Virginia Haussegger AM is an award-winning journalist with over 25 years’ experience in news media. She spoke to David Pembroke about the need for simple clear language, and understanding how your audience will receive your message. Virginia has held senior reporter and presenter roles at Channel 9, the Seven Network, and the ABC, and has experience in corporate and strategic communications. She is an adjunct professor at the Institute for Governance and Policy Analysis at the University of Canberra and manages a busy portfolio of not for profit and community engagements. In 2014, she was made a member of the Order of Australia, for services to the community in women’s rights, gender equity, and the media.

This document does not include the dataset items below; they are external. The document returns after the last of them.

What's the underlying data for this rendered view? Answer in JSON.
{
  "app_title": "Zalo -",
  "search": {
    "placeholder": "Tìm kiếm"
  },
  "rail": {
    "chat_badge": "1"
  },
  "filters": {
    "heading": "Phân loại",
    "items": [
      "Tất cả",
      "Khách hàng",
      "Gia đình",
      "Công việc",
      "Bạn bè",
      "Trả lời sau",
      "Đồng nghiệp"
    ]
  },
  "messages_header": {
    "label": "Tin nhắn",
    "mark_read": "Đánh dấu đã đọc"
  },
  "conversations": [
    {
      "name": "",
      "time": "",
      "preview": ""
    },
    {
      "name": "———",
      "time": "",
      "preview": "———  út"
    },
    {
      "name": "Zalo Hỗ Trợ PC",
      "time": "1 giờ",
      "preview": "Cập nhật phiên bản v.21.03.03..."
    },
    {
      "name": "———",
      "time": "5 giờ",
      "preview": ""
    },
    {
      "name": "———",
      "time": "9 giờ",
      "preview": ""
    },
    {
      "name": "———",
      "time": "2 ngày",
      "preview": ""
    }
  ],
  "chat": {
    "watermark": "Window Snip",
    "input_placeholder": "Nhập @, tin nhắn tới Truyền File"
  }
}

In this podcast they discuss:
- the Order of Australia
- dramatic changes in the news media
- the post-truth world
- how narrowcasting can be bad for the consumer
- everyone needs to be a communicator, not just the comms team
- the continued use of formal language and jargon in government
- the first question you should ask at a press conference
- understand your audience – stand in their shoes
Listen to the podcast
Selected Links:
Connect with Virginia on LinkedIn
Virginia Haussegger on understanding your audience:
“Understand who your audience is. Then get out of your chair, and take your shoes off, and go and sit in their chair, stand in their shoes. See what you’re doing from their perspective. Literally go and stand in their shoes, and look back at what you’re doing, and see how the audience might understand it, or comprehend it, or what they might be wanting from it. When you flip something around and try and see it from an audience perspective, that changes the nature of your communication. So often organisations will send out key messages that are organizationally oriented. It’s all about them. It’s all about what the organisation might do, or say. It’s not actually directed at the target audience, so it’s not directed specifically at what the audience might want.
I’m always saying flip it around and think about your key message being recipient-oriented. It’s got to be about the person. It’s not about you, the organisation. Understand where your audience is standing and sitting to see, in a sense, how your message is going to be received by them.”